You can generate your training data using FeatureService you defined above by passing the spine table as a dataframe to the Feature Service using the get_historical_features method.

spine = execute_query(...)

fs = tecton.get_feature_service("ad_ctr_prediction_service")
training_data = fs.get_historical_features(spine, timestamp_key="timestamp", from_source=True)

training_data contains the join keys, timestamps, and values for all the features in the Feature Service, and any other columns that were in spine. Tecton then joins all of the relevant feature values for each row in your spine dataframe, and passes that back to you so that you can train your models.

If you would like to save this dataset for re-use later, or to share it with your team, just set the save parameter to True in the get_historical_features() call.

training_data = fs.get_historical_features(spine, timestamp_key="timestamp", save=True)

Converting the training data into a Snowpark DataFrame and use it with a DataFrameWriter

Note

This section applies to Tecton on Snowflake, only.

Convert the DataFrame returned by get_historical_features() to a Snowpark DataFrame:

training_data_snowpark = training_data.to_snowflake()
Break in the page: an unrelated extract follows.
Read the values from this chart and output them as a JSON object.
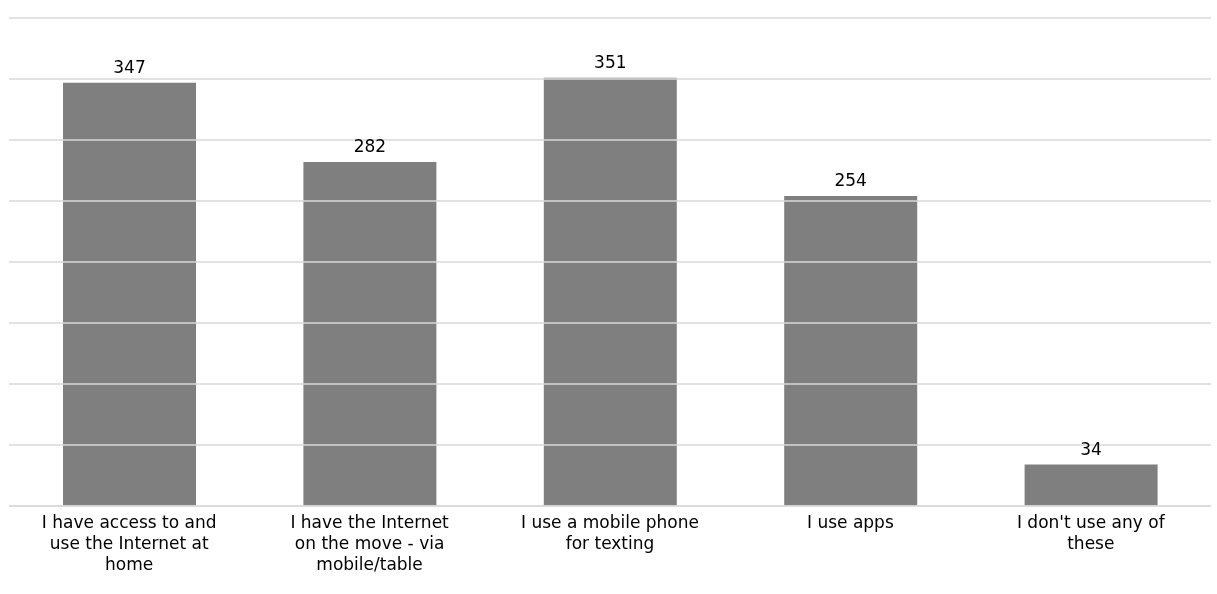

Using the Snowpark DataFrame, you can access its write property to create a Snowpark DataFrameWriter object. With this object, you can call the save_as_table() and copy_into_location() methods to save the data in the Snowpark DataFrame to a Snowflake table and to an external file, respectively. The following example shows a call to save_as_table():

training_data_snowpark.write.save_as_table(<table name>, mode=overwrite)

Note

Using a Snowpark object (such as a DataFrame or DataFrameWriter) in a notebook requires that Snowpark be installed in the notebook.

To install Snowpark, refer to the Connecting Snowflake Notebooks page.